James Richardson: In DM1, we are seeing the usual evolution in understanding of functional endpoints as developers move into the space, alongside greater investment in natural history data. For example, Nick Johnson’s group has published from the NDM1 study, building our understanding of appropriate functional outcomes. From our point of view as a sponsor, without commenting on other sponsors’ programs, we can take these natural history data internally, speak to experts like Nick Johnson and others, and combine their views with functional data from our Phase 1/2 cohorts to reach our own view on the most appropriate primary and secondary endpoints for Phase 3, and then discuss that with the FDA.

Operator: Thank you. Our next question comes from Joseph Schwartz from Leerink Partners. Please go ahead.

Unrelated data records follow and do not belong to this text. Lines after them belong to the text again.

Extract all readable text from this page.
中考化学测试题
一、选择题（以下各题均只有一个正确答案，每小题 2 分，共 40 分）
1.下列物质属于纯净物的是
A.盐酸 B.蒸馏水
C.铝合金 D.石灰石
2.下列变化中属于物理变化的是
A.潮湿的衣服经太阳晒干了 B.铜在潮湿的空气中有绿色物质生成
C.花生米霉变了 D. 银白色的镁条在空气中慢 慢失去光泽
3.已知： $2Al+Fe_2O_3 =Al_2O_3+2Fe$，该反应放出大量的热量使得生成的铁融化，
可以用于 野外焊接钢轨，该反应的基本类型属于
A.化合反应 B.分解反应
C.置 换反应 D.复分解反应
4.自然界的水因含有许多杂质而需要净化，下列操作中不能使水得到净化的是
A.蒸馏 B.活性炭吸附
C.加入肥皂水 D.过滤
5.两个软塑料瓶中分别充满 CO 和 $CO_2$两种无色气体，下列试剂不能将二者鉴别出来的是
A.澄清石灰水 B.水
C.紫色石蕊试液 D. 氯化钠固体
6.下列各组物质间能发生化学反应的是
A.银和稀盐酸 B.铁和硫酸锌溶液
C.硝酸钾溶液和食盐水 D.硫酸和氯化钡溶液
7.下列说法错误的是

Joseph Schwartz: Thanks very much. I have a question on the siRNA programs, which will have data later this year. First, is there any data—preclinical or otherwise—which suggests that deeper reductions in DUX4 expression would be expected to translate into greater clinical benefits for your approach in FSHD compared to competitor therapies with lower knockdown profiles? And then in DM1, what specific magnitude of splicing correction would you want to see in the upcoming MAD cohorts to prove that 1003’s differentiated delivery can translate into a best-in-class clinical profile? And why would VHOT not improve fairly quickly for your approach since it has seemed to be fairly sensitive for other RNA approaches early on?

Douglas Ingram: I will turn this to Louise. I will note that I think Dr. Richardson suggested that VHOT may be an appropriate measure to see a signal in the MAD, but longer-term functional endpoints require more time.

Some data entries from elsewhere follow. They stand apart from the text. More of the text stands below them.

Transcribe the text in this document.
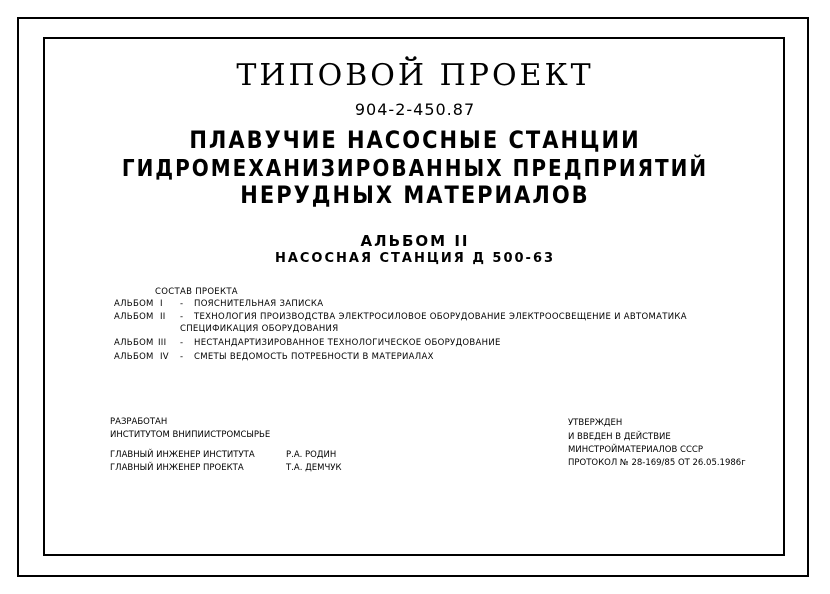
ТИПОВОЙ ПРОЕКТ
904-2-450.87
ПЛАВУЧИЕ НАСОСНЫЕ СТАНЦИИ
ГИДРОМЕХАНИЗИРОВАННЫХ ПРЕДПРИЯТИЙ
НЕРУДНЫХ МАТЕРИАЛОВ
АЛЬБОМ II
НАСОСНАЯ СТАНЦИЯ Д 500-63
СОСТАВ ПРОЕКТА
АЛЬБОМ I - ПОЯСНИТЕЛЬНАЯ ЗАПИСКА
АЛЬБОМ II - ТЕХНОЛОГИЯ ПРОИЗВОДСТВА ЭЛЕКТРОСИЛОВОЕ ОБОРУДОВАНИЕ ЭЛЕКТРООСВЕЩЕНИЕ И АВТОМАТИКА
СПЕЦИФИКАЦИЯ ОБОРУДОВАНИЯ
АЛЬБОМ III - НЕСТАНДАРТИЗИРОВАННОЕ ТЕХНОЛОГИЧЕСКОЕ ОБОРУДОВАНИЕ
АЛЬБОМ IV - СМЕТЫ ВЕДОМОСТЬ ПОТРЕБНОСТИ В МАТЕРИАЛАХ
РАЗРАБОТАН
ИНСТИТУТОМ ВНИПИИСТРОМСЫРЬЕ
ГЛАВНЫЙ ИНЖЕНЕР ИНСТИТУТА	Р.А. РОДИН
ГЛАВНЫЙ ИНЖЕНЕР ПРОЕКТА	Т.А. ДЕМЧУК
УТВЕРЖДЕН
И ВВЕДЕН В ДЕЙСТВИЕ
МИНСТРОЙМАТЕРИАЛОВ СССР
ПРОТОКОЛ № 28-169/85 ОТ 26.05.1986г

Louise Rodino-Klapac: On FSHD and knockdown of DUX4: DUX4 should not be expressed in adult muscle—it is expressed early in development and then turned off. Any stochastic expression in adults is toxic, so deeper suppression is beneficial. For DM1, we are looking for increases in muscle concentration leading to improved DMPK knockdown. From preclinical data, DMPK knockdown correlates with functional improvement. Based on the data to date, we have seen dose-dependent increases in muscle exposure. We will be looking at DMPK knockdown with our MAD data later in the year. On VHOT, we would expect earlier signals, as VHOT is an early sign of function.

James Richardson: I completely agree—just to distinguish between VHOT, where we do think we will see a signal at this point, and other functional outcomes, which will take longer.

Operator: As a reminder, to ask a question, please press 11 on your telephone and wait for your name to be announced. In the interest of time, we ask that you please limit yourself to one question.

Analyst: I am just curious if you could comment on the mechanistic rationale for the greater-than-linear increase in exposure observed at lower doses in FSHD, and whether in the multiple-ascending-dose part of the study you would also expect that kind of far-exceeding linear dose proportionality at the higher doses. Thanks.

Louise Rodino-Klapac: We certainly saw an increase that was not linear at the lowest dose, which was not unexpected based on preclinical data. We would expect exposure to start to plateau at higher doses based on preclinical data, while still continuing to increase, though less than proportionally, at the higher dose levels.

Analyst: And then just one follow-up. With regard to the study that you mentioned for sirolimus in the real world where you did not see any evidence of liver enzyme elevation, could you just expand on that in the sense that were there any cases observed?